Exoplanets: Researchers discover the most important ingredient for life

Astrobiology
Researchers discover the most important ingredient for life on exoplanets

Astronomers have water vapor in a disk discovered around a young star, exactly where planets might form. In this image, the new observations from the Atacama Large Millimeter/submillimeter Array (ALMA), in which ESO is involved, the water vapor in shades of blue. Near the center of the disk, where the young star is located, the environment is hotter and the gas is brighter. The red colored rings are previous ALMA observationsshowing the distribution of dust around the star

© LMA (ESO/NAOJ/NRAO)/S. Facchini et al.

Without water there would be no life on earth. Astronomers are now finding an explanation for the role this vital molecule plays in the birth of planets.

It is one of the great questions of astronomy and evolution: How did water come to earth – the element that makes life as we know it possible?

There are many theories about this: water could have rained down on the still young planet along with many meteorites. Another explanation is that it comes from comets, structures made of ice, dust and rock that race through space and occasionally cross the orbits of planets. According to a third theory, our Earth and probably many other planets have contained water since the beginning of their formation.

Now scientists have made a surprising discovery that gives new support to this theory: astronomers discovered that a huge disk of water vapor is moving around the sun-like star HL Tauri, 450 light-years from Earth. It contains three times as much water as all of Earth’s oceans combined. And: It is located in a region of HL Tauri where planets are probably formed.

Exoplanets: Water vapor in the habitable zone

Researchers are certain that the birth of planets takes place in so-called proplanetary disks. Such a disk consists of dust, gas and rock and always shows ring-shaped gaps where a forming planet attracts matter like a magnet and thereby grows.

Astronomers have long known that water also plays a role in planet formation. But never before had they been able to determine the distribution of water in a proplanetary disk.

“I never thought we could capture an image of oceans of water vapor in the same region where a planet is likely to form,” says Stefano Facchini. He is an astronomer at the University of Milan, Italy, and led the study published Thursday in Nature Astronomy. This suggests that this water vapor could influence the chemical composition of planets forming in these regions.

“It’s really exciting to directly observe how water molecules are released from icy dust particles in an image,” says Elizabeth Humphreys, an astronomer at the European Southern Observatory (ESO), who was also involved in the study.

View from the desert into the universe

These dust grains that make up a disk are the nucleus for the Formation of planets. As they orbit the star, they collide and clump together to form ever larger bodies. Scientists say it is cold enough there for water to freeze on the dust particles, making the particles stick together better – an ideal place for planet formation. “Our results show how the presence of water can influence the evolution of a planetary system, just as it did in our own solar system about 4.5 billion years ago,” adds Facchini.

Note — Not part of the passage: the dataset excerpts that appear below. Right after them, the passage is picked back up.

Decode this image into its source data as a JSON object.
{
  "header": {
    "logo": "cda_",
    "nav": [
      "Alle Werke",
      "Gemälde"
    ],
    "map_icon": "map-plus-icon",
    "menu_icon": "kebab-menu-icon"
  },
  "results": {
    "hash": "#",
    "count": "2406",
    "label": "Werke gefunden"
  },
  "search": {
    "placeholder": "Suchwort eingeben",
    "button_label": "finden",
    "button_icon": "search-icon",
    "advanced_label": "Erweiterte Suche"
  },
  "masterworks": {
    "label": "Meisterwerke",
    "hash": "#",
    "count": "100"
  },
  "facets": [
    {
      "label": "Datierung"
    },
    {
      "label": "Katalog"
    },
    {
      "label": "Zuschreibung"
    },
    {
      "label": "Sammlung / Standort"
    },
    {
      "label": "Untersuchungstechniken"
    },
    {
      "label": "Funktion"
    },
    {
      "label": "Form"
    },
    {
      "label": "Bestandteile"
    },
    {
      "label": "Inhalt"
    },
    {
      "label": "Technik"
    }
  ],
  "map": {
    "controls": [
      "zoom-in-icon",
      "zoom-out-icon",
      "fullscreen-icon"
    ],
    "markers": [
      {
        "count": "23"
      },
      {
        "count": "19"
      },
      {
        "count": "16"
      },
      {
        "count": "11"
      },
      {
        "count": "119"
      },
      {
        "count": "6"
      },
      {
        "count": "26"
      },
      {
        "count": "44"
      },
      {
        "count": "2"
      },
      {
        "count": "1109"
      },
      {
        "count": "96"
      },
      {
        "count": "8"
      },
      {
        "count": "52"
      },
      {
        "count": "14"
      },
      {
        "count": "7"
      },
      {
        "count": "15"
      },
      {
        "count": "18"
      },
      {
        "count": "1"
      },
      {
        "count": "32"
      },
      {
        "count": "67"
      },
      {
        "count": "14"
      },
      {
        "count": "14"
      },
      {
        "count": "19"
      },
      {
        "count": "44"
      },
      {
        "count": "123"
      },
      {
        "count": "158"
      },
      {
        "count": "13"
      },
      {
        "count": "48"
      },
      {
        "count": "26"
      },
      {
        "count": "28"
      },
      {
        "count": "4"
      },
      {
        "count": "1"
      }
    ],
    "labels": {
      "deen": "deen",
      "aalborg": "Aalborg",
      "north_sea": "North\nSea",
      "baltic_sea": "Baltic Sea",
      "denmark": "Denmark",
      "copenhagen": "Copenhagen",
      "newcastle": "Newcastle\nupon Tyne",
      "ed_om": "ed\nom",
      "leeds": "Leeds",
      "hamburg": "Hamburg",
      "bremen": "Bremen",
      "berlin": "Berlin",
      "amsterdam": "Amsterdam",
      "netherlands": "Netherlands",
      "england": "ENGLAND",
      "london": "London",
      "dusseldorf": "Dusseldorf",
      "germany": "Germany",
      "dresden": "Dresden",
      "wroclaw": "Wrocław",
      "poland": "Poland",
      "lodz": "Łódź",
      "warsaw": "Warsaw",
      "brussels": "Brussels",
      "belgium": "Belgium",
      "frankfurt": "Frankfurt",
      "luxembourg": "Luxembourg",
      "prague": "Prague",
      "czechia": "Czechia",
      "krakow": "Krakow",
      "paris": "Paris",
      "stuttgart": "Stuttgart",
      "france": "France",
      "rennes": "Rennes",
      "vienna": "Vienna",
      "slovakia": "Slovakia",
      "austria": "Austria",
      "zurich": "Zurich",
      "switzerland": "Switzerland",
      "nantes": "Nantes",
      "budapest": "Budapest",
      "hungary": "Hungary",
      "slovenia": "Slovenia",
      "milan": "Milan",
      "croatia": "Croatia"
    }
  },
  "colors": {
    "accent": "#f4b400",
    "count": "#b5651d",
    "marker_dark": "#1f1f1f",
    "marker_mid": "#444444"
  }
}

Observing water at such huge distances with a ground-based telescope is no easy task. The Earth’s atmosphere itself contains a lot of water vapor, which weakens astronomical signals.

The new findings were made possible by a very special telescope: the Atacama Large Millimeter/submillimeter Array, known as ALMA for short. It is located in the Chilean Atacama Desert at an altitude of around 5,000 meters. In the high and dry environment, there is hardly any water vapor in the atmosphere. A look into space allows us to look far back into the history of the earth.